Trump last week ordered a minimum 10% tax on nearly everything the U.S. buys from other countries. He's also ordered much higher levies on things the country buys from China, Japan and the European Union. However, a lot of those tariffs are in flux, because almost each day the president has either increased some tariffs or paused others.
"Presidents from Reagan to President Biden have increased tariffs on individual goods or individual sectors, but nothing like this. So this is off the charts in terms of scale, ... speed and uncertainty," says Minton Beddoes, who is a former economist for the International Monetary Fund.
While the motivation behind the tariffs remains unclear, she says that the Trump administration could be seeking to "radically remake the rules of global security, geopolitics, economics."

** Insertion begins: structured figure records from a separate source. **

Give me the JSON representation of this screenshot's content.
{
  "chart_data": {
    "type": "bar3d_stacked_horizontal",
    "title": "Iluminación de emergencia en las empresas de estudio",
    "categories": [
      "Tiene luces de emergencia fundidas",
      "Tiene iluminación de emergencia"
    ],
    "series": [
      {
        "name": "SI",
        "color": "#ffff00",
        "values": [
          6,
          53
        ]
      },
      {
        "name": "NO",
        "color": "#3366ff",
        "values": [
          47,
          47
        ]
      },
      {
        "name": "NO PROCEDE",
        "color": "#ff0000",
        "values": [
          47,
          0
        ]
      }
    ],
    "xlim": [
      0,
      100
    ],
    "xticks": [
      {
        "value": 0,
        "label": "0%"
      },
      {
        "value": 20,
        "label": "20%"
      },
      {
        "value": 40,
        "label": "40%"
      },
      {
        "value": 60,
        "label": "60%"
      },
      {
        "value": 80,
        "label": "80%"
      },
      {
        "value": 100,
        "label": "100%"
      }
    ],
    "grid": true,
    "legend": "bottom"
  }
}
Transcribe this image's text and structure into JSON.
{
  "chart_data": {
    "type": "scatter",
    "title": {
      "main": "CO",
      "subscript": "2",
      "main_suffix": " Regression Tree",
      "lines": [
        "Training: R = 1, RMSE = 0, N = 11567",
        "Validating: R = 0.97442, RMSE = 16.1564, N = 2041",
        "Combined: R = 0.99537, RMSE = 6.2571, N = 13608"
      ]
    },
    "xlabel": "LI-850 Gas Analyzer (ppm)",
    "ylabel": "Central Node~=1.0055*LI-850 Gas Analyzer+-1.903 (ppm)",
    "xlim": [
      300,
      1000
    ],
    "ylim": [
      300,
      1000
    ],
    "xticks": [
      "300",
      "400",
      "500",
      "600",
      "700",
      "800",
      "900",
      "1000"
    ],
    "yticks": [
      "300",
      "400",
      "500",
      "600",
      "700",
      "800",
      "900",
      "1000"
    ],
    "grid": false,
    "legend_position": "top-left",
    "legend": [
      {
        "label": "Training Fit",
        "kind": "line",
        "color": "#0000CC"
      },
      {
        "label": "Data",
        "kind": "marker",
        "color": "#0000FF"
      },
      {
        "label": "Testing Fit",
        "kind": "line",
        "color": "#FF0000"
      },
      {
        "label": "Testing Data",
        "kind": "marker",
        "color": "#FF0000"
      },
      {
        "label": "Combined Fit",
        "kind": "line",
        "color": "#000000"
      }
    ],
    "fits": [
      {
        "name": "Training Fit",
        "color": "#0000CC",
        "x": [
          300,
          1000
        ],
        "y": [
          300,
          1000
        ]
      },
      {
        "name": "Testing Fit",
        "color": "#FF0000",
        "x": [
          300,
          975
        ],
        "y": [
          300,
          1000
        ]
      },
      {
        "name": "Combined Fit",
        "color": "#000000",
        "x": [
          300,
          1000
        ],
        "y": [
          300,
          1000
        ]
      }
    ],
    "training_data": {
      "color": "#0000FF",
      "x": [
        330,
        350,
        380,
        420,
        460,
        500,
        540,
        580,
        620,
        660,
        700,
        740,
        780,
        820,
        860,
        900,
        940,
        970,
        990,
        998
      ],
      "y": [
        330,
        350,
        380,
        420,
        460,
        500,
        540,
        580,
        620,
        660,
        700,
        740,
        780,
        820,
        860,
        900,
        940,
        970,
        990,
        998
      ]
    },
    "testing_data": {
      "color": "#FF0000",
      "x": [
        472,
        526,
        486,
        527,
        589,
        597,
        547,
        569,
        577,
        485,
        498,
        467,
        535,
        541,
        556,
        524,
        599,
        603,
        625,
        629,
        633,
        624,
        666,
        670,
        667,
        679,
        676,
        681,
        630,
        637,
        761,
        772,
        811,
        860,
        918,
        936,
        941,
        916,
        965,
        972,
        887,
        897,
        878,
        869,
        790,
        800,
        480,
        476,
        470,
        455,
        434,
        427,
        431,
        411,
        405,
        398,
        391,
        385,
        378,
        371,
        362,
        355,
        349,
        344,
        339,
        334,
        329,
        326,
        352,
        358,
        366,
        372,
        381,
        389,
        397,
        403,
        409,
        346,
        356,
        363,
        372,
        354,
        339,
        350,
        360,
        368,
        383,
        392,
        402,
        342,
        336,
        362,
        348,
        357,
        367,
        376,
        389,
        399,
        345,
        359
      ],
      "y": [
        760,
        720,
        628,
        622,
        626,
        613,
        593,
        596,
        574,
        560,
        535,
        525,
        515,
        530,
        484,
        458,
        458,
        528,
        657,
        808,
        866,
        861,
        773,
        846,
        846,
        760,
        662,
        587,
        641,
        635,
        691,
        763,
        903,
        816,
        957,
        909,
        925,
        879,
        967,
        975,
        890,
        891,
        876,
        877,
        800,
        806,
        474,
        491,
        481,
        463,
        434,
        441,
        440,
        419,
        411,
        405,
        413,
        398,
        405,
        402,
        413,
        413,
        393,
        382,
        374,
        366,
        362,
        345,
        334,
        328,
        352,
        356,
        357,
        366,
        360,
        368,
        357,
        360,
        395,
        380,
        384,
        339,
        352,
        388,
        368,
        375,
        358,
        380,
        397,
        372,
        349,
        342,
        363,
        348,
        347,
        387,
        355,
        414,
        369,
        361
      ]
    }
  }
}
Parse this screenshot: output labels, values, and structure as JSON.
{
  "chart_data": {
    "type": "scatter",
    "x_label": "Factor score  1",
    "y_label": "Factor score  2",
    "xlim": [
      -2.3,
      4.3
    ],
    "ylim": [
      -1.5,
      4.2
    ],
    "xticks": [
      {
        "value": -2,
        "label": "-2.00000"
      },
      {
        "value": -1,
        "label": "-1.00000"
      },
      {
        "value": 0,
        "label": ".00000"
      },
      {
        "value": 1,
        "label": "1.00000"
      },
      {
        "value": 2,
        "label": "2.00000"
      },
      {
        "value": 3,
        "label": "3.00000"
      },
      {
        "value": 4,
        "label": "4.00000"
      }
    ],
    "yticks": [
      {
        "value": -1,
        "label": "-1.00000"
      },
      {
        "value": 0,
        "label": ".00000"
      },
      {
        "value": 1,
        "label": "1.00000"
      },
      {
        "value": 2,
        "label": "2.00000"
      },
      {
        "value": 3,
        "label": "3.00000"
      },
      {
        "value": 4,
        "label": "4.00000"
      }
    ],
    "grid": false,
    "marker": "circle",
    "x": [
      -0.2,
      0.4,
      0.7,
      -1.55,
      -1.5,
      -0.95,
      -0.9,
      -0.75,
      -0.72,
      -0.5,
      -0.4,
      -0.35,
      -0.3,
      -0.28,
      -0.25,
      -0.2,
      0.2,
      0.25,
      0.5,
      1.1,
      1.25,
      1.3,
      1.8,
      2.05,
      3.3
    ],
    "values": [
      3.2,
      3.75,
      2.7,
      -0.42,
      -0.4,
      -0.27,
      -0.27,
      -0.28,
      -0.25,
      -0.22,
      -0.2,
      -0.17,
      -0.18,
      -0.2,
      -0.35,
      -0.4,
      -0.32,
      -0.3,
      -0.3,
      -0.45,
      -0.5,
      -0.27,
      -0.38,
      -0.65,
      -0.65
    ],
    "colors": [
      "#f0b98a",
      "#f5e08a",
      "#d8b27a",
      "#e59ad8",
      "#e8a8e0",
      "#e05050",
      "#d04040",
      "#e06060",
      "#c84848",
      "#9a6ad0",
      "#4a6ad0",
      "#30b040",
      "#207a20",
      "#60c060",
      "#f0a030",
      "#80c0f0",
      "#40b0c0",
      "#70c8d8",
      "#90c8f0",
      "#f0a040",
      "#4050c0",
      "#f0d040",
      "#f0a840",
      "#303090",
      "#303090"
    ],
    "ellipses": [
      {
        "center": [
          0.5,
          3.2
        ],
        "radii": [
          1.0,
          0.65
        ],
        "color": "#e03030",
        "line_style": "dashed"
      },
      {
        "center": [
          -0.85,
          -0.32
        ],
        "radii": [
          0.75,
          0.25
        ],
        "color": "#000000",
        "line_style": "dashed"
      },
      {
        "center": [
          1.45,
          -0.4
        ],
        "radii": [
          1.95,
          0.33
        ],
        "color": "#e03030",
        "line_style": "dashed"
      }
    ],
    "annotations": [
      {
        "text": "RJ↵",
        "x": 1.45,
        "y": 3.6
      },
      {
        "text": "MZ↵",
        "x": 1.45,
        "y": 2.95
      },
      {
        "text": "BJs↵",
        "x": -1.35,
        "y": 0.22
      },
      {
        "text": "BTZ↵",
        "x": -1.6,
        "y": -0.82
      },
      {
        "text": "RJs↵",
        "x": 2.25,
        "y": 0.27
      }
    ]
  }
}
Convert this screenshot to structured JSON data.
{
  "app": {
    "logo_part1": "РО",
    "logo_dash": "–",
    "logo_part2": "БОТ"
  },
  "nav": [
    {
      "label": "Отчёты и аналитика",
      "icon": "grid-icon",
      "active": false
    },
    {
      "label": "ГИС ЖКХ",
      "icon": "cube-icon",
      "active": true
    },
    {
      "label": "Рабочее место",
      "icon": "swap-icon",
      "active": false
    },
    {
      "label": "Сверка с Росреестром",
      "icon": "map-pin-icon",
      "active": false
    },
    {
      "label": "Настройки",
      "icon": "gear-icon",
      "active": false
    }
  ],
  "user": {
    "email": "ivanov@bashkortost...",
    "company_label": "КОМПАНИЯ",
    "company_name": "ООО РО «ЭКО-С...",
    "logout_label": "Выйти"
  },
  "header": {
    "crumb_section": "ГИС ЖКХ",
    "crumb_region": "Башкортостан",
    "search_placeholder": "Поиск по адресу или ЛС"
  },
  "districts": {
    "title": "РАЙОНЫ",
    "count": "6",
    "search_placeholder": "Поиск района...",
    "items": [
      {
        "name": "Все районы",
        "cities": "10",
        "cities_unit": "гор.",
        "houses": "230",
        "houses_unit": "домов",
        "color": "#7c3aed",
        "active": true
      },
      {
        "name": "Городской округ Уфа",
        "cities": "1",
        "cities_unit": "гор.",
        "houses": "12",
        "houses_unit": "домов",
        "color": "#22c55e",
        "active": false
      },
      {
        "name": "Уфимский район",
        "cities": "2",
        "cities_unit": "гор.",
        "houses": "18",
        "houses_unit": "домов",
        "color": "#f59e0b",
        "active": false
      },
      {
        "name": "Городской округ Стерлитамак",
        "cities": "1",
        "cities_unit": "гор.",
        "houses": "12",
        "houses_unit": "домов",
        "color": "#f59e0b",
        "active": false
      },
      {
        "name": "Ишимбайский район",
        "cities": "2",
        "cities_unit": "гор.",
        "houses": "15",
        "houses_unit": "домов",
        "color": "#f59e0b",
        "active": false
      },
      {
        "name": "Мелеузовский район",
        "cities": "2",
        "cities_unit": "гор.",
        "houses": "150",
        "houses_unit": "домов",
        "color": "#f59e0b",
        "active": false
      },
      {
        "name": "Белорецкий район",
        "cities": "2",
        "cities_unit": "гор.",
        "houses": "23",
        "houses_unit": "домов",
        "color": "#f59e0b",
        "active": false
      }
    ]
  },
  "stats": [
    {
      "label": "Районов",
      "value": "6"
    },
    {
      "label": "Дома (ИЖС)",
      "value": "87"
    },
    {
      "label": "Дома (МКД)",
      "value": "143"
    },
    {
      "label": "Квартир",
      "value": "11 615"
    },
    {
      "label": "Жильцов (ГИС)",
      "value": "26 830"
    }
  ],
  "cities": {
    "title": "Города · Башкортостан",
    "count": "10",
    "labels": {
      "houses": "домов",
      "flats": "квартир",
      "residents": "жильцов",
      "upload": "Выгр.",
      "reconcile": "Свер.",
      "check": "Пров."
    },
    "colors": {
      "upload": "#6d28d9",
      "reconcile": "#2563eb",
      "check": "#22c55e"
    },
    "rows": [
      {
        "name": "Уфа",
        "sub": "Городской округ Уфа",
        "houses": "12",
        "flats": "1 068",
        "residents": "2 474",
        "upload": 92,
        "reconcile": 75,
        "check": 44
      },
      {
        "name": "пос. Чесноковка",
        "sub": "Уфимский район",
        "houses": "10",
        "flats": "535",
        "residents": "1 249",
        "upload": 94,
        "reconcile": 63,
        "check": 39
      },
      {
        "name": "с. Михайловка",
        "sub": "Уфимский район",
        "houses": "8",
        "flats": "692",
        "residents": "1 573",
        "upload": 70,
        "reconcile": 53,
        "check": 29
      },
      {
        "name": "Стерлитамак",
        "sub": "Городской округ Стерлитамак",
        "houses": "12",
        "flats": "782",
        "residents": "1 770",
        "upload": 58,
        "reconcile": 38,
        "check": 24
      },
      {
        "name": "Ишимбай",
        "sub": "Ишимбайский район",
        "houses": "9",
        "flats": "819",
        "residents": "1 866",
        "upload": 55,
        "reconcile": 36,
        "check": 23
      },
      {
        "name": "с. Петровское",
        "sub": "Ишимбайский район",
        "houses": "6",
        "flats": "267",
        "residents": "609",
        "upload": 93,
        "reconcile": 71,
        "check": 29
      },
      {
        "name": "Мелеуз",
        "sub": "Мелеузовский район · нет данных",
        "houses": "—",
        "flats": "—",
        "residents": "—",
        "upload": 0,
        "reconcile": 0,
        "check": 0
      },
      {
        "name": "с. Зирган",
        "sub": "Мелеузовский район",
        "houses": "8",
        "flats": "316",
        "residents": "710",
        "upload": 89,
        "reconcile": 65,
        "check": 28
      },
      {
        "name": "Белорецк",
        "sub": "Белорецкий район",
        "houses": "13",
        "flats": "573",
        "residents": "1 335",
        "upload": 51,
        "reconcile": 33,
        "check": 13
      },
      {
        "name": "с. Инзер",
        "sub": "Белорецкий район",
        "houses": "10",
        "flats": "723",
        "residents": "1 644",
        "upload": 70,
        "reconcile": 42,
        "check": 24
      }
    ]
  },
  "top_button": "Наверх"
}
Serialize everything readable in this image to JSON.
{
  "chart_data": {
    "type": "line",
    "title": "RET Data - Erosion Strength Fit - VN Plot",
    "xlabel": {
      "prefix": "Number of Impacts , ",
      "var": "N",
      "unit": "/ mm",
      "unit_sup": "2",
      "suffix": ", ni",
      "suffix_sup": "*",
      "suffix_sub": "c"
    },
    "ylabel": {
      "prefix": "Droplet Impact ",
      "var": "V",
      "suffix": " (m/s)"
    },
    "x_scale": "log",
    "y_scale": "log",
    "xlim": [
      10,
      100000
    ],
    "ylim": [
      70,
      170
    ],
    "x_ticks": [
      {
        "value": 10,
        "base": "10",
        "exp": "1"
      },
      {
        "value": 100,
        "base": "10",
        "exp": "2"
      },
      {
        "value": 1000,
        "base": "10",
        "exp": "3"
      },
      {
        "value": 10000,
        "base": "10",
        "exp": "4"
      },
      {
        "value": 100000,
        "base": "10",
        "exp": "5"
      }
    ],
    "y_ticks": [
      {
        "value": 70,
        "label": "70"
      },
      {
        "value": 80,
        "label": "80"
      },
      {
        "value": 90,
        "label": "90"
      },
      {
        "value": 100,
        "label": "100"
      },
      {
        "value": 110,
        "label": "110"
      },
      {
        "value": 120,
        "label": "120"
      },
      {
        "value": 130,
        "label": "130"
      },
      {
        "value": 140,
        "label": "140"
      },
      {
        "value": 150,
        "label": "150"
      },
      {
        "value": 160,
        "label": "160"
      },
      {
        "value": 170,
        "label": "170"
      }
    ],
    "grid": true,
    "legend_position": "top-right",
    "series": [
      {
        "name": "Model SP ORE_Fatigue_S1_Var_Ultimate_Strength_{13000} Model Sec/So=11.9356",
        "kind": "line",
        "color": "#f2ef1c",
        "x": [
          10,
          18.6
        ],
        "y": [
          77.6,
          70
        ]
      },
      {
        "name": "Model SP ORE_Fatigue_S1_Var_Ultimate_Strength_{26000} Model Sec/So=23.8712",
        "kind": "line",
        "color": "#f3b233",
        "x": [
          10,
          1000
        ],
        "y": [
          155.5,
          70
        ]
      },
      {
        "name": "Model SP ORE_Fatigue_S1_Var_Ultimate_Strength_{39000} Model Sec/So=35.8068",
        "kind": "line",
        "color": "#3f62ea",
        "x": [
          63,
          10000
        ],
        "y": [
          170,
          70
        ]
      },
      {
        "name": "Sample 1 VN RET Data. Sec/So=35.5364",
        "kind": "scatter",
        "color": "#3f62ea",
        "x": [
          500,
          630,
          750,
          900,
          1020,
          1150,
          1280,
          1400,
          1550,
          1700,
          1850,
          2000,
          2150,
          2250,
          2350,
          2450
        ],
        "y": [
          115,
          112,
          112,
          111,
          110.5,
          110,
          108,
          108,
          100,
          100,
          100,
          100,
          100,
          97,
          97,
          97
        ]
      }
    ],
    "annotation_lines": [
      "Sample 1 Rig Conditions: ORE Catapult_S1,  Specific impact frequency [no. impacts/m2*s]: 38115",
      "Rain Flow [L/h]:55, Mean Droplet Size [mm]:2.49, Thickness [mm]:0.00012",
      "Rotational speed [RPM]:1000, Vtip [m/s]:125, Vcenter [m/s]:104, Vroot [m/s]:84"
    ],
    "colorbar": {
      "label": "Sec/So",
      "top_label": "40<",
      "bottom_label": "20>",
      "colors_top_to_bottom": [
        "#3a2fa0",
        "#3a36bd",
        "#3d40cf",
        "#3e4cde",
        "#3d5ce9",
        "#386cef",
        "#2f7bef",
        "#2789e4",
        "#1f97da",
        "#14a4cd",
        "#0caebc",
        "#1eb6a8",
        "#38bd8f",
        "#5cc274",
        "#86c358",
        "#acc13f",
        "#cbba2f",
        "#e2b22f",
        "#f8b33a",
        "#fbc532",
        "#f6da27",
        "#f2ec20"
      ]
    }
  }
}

Minton Beddoes says the president seems to believe that the U.S. is getting a bad deal in the global economy, and that the tariffs will be used as a tool to renegotiate trade agreements: "It might be exactly what President Trump loves. Lots of people coming, knocking on his door, fawning, hoping for a good deal. This is The Art of the Deal on steroids," she says.
But, Minton Beddoes adds, the economic turmoil caused by the tariffs creates "a lot uncertainty, and a lot pain for consumers because tariffs are taxes on consumers. The people who pay this in the end, the cost of the tariffs, are people who pay more for the things that they buy."